Next time you’re in the gym—tonight, tomorrow, or right now—climb on a set of parallel bars and start becoming, a “dippin’ machine.” Dips are hard. You won’t want to do them at first, but there’s no more effective assistance move for your chest and triceps. “Dips suck,” says Jesse Burdick, an elite powerlifter and trainer at the Re-Active Gym in Pleasanton, Calif. “But you have to do them. Adding dips to your workouts is the fastest way to build mass in your upper body and to push your bench numbers through the roof.”

There are certain exercises— squats, for example— that can raise your strength and size levels across the board, and that’s precisely what happens when you focus on dips. Work your way up from churning out more body-weight reps each time to eventually adding weight, and you’ll reap the rewards of a bigger bench press and better definition throughout your entire upper body.

The type of dip bars you have isn’t all that important.
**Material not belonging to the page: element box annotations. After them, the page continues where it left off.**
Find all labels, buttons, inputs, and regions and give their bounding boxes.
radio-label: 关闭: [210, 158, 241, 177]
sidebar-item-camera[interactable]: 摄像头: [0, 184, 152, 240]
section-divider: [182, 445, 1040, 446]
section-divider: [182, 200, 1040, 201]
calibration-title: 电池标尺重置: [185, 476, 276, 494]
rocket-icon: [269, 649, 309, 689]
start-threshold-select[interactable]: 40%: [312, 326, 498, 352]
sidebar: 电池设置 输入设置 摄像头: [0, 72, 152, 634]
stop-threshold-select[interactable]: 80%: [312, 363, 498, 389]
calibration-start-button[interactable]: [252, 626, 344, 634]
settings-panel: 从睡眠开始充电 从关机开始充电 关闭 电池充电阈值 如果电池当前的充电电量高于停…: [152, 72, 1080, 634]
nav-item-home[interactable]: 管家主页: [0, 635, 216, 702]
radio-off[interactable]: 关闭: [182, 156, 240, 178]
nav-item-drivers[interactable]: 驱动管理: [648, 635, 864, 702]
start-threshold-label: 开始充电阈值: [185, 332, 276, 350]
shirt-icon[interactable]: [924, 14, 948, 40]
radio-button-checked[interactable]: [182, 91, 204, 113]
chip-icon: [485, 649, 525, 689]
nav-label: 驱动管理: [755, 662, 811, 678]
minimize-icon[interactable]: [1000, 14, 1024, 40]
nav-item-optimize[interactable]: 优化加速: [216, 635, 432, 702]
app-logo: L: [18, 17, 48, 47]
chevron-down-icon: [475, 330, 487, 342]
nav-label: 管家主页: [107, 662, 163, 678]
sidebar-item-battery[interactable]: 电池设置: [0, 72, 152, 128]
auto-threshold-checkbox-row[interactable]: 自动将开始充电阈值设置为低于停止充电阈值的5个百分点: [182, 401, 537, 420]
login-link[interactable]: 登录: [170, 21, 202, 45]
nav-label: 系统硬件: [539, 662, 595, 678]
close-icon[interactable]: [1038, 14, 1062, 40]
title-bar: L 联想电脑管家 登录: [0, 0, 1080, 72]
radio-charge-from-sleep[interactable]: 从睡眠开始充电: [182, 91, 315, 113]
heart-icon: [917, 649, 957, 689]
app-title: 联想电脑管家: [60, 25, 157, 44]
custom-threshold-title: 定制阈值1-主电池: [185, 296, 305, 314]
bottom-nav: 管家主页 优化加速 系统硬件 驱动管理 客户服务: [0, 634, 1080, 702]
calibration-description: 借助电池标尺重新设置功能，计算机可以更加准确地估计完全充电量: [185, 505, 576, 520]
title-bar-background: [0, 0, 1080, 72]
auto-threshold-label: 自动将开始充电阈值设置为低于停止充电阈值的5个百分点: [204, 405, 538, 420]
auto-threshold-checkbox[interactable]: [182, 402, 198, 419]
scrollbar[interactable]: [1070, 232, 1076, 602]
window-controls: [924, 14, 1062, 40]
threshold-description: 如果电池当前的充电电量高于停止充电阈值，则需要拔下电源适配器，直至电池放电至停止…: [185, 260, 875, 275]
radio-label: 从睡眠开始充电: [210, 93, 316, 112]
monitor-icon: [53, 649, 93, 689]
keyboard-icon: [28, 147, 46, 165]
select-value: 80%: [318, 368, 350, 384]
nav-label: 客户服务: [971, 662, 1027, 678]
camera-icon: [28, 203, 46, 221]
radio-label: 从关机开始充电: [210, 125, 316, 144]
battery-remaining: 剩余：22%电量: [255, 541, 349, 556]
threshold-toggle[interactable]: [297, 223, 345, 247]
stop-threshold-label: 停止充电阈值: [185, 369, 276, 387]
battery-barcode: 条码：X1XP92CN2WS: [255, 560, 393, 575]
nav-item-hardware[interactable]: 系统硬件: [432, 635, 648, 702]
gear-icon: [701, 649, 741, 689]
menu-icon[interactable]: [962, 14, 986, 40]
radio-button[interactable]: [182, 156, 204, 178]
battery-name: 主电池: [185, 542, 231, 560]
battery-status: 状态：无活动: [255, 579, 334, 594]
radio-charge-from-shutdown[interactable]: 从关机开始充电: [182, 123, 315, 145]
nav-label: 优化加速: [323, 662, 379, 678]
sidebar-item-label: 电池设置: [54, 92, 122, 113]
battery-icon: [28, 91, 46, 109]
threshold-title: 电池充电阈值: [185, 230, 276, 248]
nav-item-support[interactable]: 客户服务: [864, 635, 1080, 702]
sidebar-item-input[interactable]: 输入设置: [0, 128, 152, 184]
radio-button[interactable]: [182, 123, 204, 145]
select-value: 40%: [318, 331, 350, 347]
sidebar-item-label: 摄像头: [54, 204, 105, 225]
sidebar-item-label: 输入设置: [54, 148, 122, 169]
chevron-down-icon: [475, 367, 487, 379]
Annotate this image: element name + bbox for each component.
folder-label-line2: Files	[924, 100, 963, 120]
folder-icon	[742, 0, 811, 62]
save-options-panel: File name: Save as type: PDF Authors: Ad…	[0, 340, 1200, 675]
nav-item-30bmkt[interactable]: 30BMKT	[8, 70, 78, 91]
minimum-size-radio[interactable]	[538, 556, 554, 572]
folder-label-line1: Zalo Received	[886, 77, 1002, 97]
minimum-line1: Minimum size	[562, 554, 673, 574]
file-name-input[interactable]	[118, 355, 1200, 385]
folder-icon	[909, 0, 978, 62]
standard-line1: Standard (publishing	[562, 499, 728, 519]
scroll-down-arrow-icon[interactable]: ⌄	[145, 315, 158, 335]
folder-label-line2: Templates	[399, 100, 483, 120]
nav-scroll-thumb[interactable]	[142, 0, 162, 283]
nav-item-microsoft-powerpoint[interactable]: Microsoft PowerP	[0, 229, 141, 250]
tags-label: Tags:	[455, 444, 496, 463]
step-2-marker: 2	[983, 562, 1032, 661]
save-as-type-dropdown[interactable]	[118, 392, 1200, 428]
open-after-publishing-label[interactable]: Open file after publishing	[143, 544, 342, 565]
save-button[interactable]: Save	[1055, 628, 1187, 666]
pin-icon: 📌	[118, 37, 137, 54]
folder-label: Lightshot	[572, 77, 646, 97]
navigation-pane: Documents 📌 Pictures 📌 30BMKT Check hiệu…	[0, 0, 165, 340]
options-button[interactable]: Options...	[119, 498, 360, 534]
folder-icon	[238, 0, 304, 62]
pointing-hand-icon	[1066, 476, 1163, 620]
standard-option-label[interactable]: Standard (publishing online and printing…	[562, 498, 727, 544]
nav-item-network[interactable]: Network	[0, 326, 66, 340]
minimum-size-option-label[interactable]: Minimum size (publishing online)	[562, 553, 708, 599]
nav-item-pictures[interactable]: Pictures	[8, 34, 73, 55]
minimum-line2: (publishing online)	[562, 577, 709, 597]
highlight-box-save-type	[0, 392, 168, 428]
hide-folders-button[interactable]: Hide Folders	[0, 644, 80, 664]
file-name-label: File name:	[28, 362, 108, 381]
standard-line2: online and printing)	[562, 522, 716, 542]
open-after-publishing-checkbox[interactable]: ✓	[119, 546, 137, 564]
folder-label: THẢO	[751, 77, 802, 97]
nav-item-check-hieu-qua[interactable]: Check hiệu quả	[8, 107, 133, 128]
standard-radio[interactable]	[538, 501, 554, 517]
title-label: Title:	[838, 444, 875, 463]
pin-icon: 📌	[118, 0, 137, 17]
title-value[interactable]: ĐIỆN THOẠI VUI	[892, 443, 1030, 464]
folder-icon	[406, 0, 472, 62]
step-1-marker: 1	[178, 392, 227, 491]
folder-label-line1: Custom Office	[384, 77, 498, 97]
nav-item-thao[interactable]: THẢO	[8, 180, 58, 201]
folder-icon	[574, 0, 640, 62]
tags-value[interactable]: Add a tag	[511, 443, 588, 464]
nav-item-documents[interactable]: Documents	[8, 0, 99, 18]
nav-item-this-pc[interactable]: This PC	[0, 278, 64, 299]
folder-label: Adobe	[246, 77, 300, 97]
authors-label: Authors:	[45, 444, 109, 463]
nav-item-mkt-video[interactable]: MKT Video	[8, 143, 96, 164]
If you have access to an angled pair, more power to you, but it’s not necessary to use anything more complicated than a basic set of parallel bars. If your gym doesn’t have a belt for attaching plates, invest in one. Once you develop the capacity for higher-rep sets, you’ll need to start adding weight.

AMRAP Dip Workout

To get started, simply perform three sets of as many reps as you can without training to failure. Do this twice per week—on your chest or triceps days if you follow a body-part split, or on your bench days if you train on an upper/lower schedule. For each workout, try to exceed the number of reps you performed the week before, adding extra sets if necessary.

Once you’re capable of cranking out 70 or more reps in three or four sets, hang a 25-pound plate on your dip belt, reduce your rep count, and start the process over again.